But-Roll Tutorial
Updated: 5.16.26
Today we are going over the But-Roll. This roll is best used in awkward situations where a normal roll technique just does not make sense or you just do not have the right body position to enter a traditional roll technique. Additionally, this technique is great for flat raised surfaces that may impede your path during a falling scenario. As long as you can make it to your hip safely, this roll is always a viable option to have in your bag of falling options.
Butt Roll (Booty Roll): Controlled Hip-to-Hip Transition for Recovery and Flow
Key Takeaways
The butt roll is a controlled ground transition using the glutes as the primary impact and pivot surface, not a passive fall.
Entry is a diagonal/sideways redirection of momentum, not a straight drop or backward roll.
The goal is impact management before rotation, using the hands to slow descent and guide placement.
The movement begins by placing the foot and “framing” it with the hands to create a controlled lowering path.
You intentionally guide the body to one glute first, then transfer across to the opposite side to complete the roll.
The roll includes a 180°-style body transition, but often maintains overall travel direction rather than fully reversing orientation.
Hands are active throughout: they absorb load, control speed, and assist the hip-to-hip transfer.
The “butt roll squat” drill builds the entry pattern (descent + hip contact control) without full rotation.
Completion is a push-off and exit using the hands, re-establishing upright or forward movement.
The technique is most useful when you need a low, awkward, or constrained fall response rather than a full rolling bailout.
Core Explanation
The butt roll is a hybrid fall-recovery pattern that blends a controlled squat-to-hip descent with a lateral roll across the glutes. Instead of dropping directly into a traditional roll, the body is guided into one side of the pelvis first, using the hands to regulate speed and reduce impact.
From there, momentum is transferred across the hips to the opposite side, allowing the body to rotate and redirect while staying low and stable.
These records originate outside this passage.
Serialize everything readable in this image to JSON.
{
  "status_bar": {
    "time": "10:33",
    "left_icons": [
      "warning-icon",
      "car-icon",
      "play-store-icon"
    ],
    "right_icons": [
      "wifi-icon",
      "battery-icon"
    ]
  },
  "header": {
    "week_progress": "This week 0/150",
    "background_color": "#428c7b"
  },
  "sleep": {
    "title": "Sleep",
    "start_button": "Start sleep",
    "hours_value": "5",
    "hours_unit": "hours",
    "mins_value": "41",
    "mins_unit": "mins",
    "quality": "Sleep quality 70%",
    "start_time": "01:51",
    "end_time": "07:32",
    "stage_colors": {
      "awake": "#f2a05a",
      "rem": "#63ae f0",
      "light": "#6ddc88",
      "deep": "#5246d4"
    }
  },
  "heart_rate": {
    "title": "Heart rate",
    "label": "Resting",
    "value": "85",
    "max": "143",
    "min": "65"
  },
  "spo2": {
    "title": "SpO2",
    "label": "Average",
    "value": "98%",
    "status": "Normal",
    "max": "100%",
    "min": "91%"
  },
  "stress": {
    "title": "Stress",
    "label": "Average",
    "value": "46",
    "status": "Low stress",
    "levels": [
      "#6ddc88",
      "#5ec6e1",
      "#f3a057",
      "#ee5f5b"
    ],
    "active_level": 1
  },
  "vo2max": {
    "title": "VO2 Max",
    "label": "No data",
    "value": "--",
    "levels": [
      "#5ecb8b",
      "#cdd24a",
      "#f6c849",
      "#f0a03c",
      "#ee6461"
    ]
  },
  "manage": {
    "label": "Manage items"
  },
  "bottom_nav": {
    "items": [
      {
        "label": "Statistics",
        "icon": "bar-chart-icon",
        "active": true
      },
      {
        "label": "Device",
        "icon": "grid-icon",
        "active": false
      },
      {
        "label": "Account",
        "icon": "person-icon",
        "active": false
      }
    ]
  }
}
The key distinction is that the roll is not purely rotational, it is a guided weight transfer between contact points on the ground.
Practical Application
This technique is most useful in real-world situations where a clean forward or backward roll isn’t available, such as tripping mid-stride, stumbling into uneven terrain, or needing to descend near obstacles. It provides a way to dissipate force without slamming a single joint or losing full orientation control.
For training, the progression matters: first build the controlled descent (butt roll squat), then the side-to-side transfer, and finally the full integrated movement. Once learned, it becomes a fallback pattern your system can select automatically when space and timing are limited.
It also scales well, low speed practice on the ground translates into higher momentum versions or use against environmental structures like low walls for assisted descent and redirection.